In short, there's not a lot of information to go on here, you need to
provide
a number of details.

Best,
Erick


On Tue, Oct 22, 2013 at 9:25 AM, Prasi S <pr...@gmail.com> wrote:

> Hi all,
> We are using solrcloud 4.4 (solrcloud with external zookeeper, 2 tomcats ,
> 2 solr- 1 in each tomcat) for indexing delimited files. Our index records
> count to 220 Million. We have three different files each with a partial set
> of data.
>
> We index the first file completely. Then the second and thrid files are
> partial updates.
>
> 1. While we are testing the indexing performance, we notice that the solr
> hangs frequently after 2 days. It just hangs for about an hour or 2 hours
>  and then if we hit the admin url , it comes back and starts indexing. Why
> does this happen?
>
> We have noticed that in the last 12 hours , the hangin was so frequent .
> almost 6 hours it was just in hanged state.
>
> 2. also, commit time also increases for the partial upload.
>
>
> Do we need to tweek any parameter or is it the behavior with Cloud for huge
> volume of data?
>
>
> Thanks,
> Prasi
>

Re: SolrCloud frequently hanging

Posted by Chris Geeringh <ge...@gmail.com>.
Hi Prasi,

I have the same issue - I'm trying to import data and after some amount of
time the cloud stops accepting updates. I can confirm that hitting the
admin url, indexing appears to start again although that doesn't seem to
last very long before hanging again. I have a Jira ticket open, please add
any details to it https://issues.apache.org/jira/browse/SOLR-5364

Cheers,
Chris


On 22 October 2013 08:25, Prasi S <pr...@gmail.com> wrote:

> Hi all,
> We are using solrcloud 4.4 (solrcloud with external zookeeper, 2 tomcats ,
> 2 solr- 1 in each tomcat) for indexing delimited files. Our index records
> count to 220 Million. We have three different files each with a partial set
> of data.
>
> We index the first file completely.
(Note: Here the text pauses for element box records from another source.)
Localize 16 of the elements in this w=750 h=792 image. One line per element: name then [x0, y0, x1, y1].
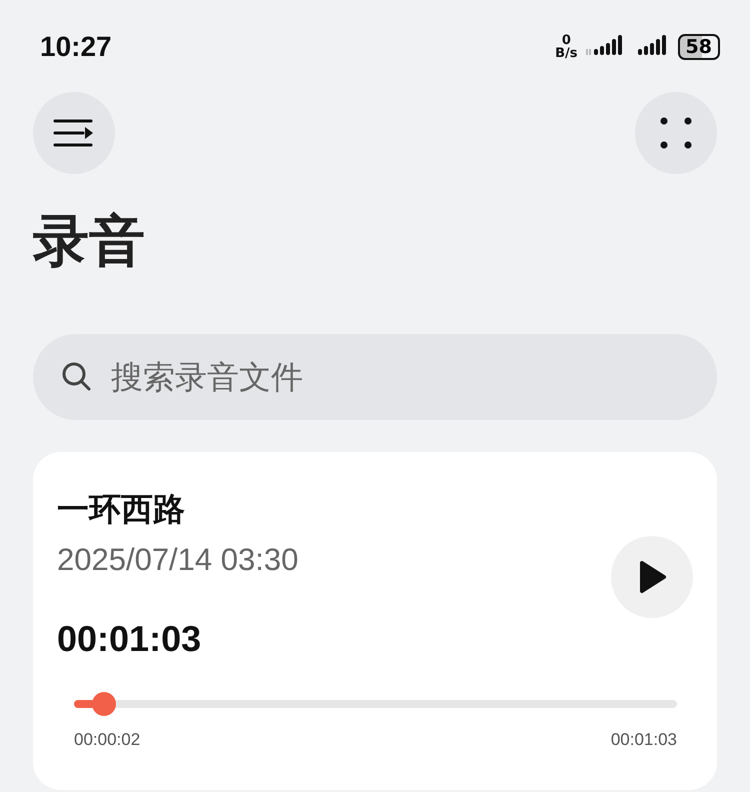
search-field[interactable]: 搜索录音文件 — [33, 334, 717, 420]
page-title: 录音 — [33, 208, 146, 276]
status-time: 10:27 — [40, 31, 112, 63]
slider-thumb[interactable] — [92, 692, 116, 716]
battery-indicator: 58 — [678, 34, 720, 60]
menu-icon — [53, 117, 95, 149]
play-icon — [637, 560, 667, 594]
recording-card[interactable]: 一环西路 2025/07/14 03:30 00:01:03 00:00:02 00:01:03 — [33, 452, 717, 790]
recording-duration: 00:01:03 — [57, 618, 202, 660]
total-time: 00:01:03 — [610, 730, 677, 750]
current-time: 00:00:02 — [74, 730, 140, 750]
recording-name: 一环西路 — [57, 489, 186, 530]
net-speed-value: 0 — [562, 34, 571, 47]
net-speed-unit: B/s — [555, 47, 578, 60]
recording-date: 2025/07/14 03:30 — [57, 542, 298, 578]
more-icon — [658, 115, 694, 151]
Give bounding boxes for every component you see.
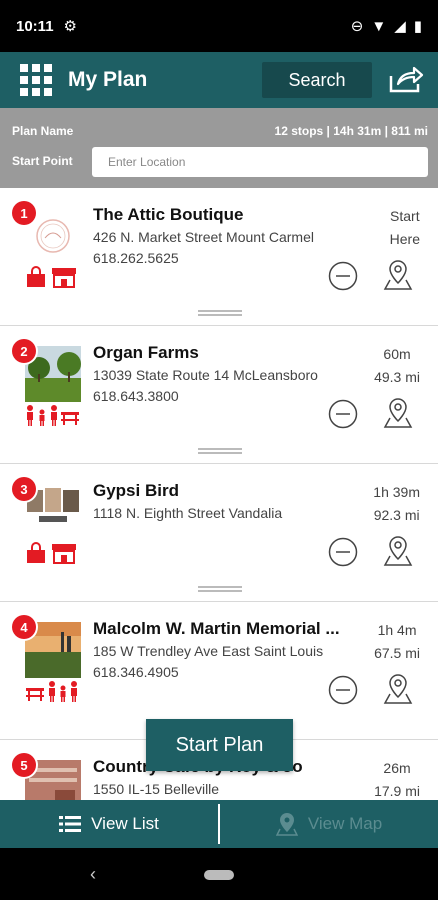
remove-stop-button[interactable]	[328, 261, 358, 291]
search-button[interactable]: Search	[262, 62, 372, 98]
home-pill-icon[interactable]	[204, 870, 234, 880]
stop-item[interactable]: 2 Organ Farms 13039 State Route 14 McLea…	[0, 326, 438, 464]
stop-travel-time: 26m	[383, 760, 411, 776]
stop-travel-time: 1h 4m	[377, 622, 417, 638]
stop-travel-time: 60m	[383, 346, 411, 362]
stop-address: 13039 State Route 14 McLeansboro	[93, 367, 318, 383]
drag-handle[interactable]	[198, 310, 242, 316]
stop-address: 185 W Trendley Ave East Saint Louis	[93, 643, 324, 659]
remove-stop-button[interactable]	[328, 537, 358, 567]
settings-gear-icon: ⚙	[63, 18, 77, 35]
tab-view-list[interactable]: View List	[0, 800, 218, 848]
signal-icon: ◢	[394, 18, 406, 35]
stop-travel-time: Start	[390, 208, 420, 224]
stop-travel-info: 1h 4m 67.5 mi	[374, 619, 420, 665]
stop-distance: Here	[389, 231, 420, 247]
stop-address: 1118 N. Eighth Street Vandalia	[93, 505, 283, 521]
share-icon[interactable]	[388, 64, 424, 94]
start-point-label: Start Point	[12, 154, 73, 168]
amenity-icons	[25, 404, 81, 426]
menu-grid-icon[interactable]	[20, 64, 52, 96]
plan-name-label: Plan Name	[12, 124, 74, 138]
map-pin-icon[interactable]	[383, 396, 413, 430]
status-bar: 10:11 ⚙ ⊖ ▼ ◢ ▮	[0, 0, 438, 52]
page-title: My Plan	[68, 68, 148, 91]
bottom-tab-bar: View List View Map	[0, 800, 438, 848]
remove-stop-button[interactable]	[328, 675, 358, 705]
system-nav-bar: ‹	[0, 848, 438, 900]
family-activities-icon	[26, 681, 77, 702]
stop-number-badge: 5	[12, 753, 36, 777]
app-bar: My Plan Search	[0, 52, 438, 108]
stop-name[interactable]: Malcolm W. Martin Memorial ...	[93, 619, 340, 639]
do-not-disturb-icon: ⊖	[350, 18, 364, 35]
start-plan-button[interactable]: Start Plan	[146, 719, 293, 771]
storefront-icon	[52, 544, 76, 564]
stop-number-badge: 3	[12, 477, 36, 501]
map-pin-icon[interactable]	[383, 258, 413, 292]
stop-phone[interactable]: 618.262.5625	[93, 250, 179, 266]
wifi-icon: ▼	[371, 17, 387, 35]
stop-number-badge: 2	[12, 339, 36, 363]
stop-distance: 67.5 mi	[374, 645, 420, 661]
stop-travel-info: 1h 39m 92.3 mi	[373, 481, 420, 527]
stop-number-badge: 4	[12, 615, 36, 639]
stop-travel-info: Start Here	[390, 205, 420, 251]
shopping-bag-icon	[27, 542, 45, 563]
map-marker-icon	[275, 813, 298, 836]
stop-number-badge: 1	[12, 201, 36, 225]
amenity-icons	[25, 680, 81, 702]
family-activities-icon	[27, 405, 79, 426]
stop-distance: 17.9 mi	[374, 783, 420, 799]
stop-distance: 49.3 mi	[374, 369, 420, 385]
drag-handle[interactable]	[198, 448, 242, 454]
stop-address: 426 N. Market Street Mount Carmel	[93, 229, 314, 245]
drag-handle[interactable]	[198, 586, 242, 592]
back-icon[interactable]: ‹	[90, 864, 96, 885]
stop-item[interactable]: 1 The Attic Boutique 426 N. Market Stree…	[0, 188, 438, 326]
stop-distance: 92.3 mi	[373, 507, 420, 523]
stop-name[interactable]: The Attic Boutique	[93, 205, 243, 225]
tab-view-map[interactable]: View Map	[220, 800, 438, 848]
status-time: 10:11	[16, 17, 54, 35]
plan-header: Plan Name 12 stops | 14h 31m | 811 mi St…	[0, 108, 438, 188]
stop-item[interactable]: 3 Gypsi Bird 1118 N. Eighth Street Vanda…	[0, 464, 438, 602]
stop-travel-info: 60m 49.3 mi	[374, 343, 420, 389]
map-pin-icon[interactable]	[383, 534, 413, 568]
battery-icon: ▮	[413, 18, 422, 35]
remove-stop-button[interactable]	[328, 399, 358, 429]
stop-travel-info: 26m 17.9 mi	[374, 757, 420, 800]
start-location-input[interactable]	[92, 147, 428, 177]
stop-name[interactable]: Organ Farms	[93, 343, 199, 363]
tab-view-list-label: View List	[91, 814, 159, 833]
map-pin-icon[interactable]	[383, 672, 413, 706]
amenity-icons	[25, 266, 77, 288]
shopping-bag-icon	[27, 266, 45, 287]
stop-address: 1550 IL-15 Belleville	[93, 781, 220, 797]
tab-view-map-label: View Map	[307, 814, 383, 833]
list-icon	[59, 816, 82, 832]
plan-summary: 12 stops | 14h 31m | 811 mi	[274, 124, 428, 138]
stop-phone[interactable]: 618.346.4905	[93, 664, 179, 680]
stop-travel-time: 1h 39m	[373, 484, 420, 500]
status-icons: ⊖ ▼ ◢ ▮	[350, 17, 422, 36]
storefront-icon	[52, 268, 76, 288]
stop-list: 1 The Attic Boutique 426 N. Market Stree…	[0, 188, 438, 800]
stop-phone[interactable]: 618.643.3800	[93, 388, 179, 404]
stop-name[interactable]: Gypsi Bird	[93, 481, 179, 501]
amenity-icons	[25, 542, 77, 564]
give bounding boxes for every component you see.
Then the second and thrid files are
> partial updates.
>
> 1. While we are testing the indexing performance, we notice that the solr
> hangs frequently after 2 days. It just hangs for about an hour or 2 hours
>  and then if we hit the admin url , it comes back and starts indexing. Why
> does this happen?
>
> We have noticed that in the last 12 hours , the hangin was so frequent .
> almost 6 hours it was just in hanged state.
>
> 2. also, commit time also increases for the partial upload.
>
>
> Do we need to tweek any parameter or is it the behavior with Cloud for huge
> volume of data?
>
>
> Thanks,
> Prasi
>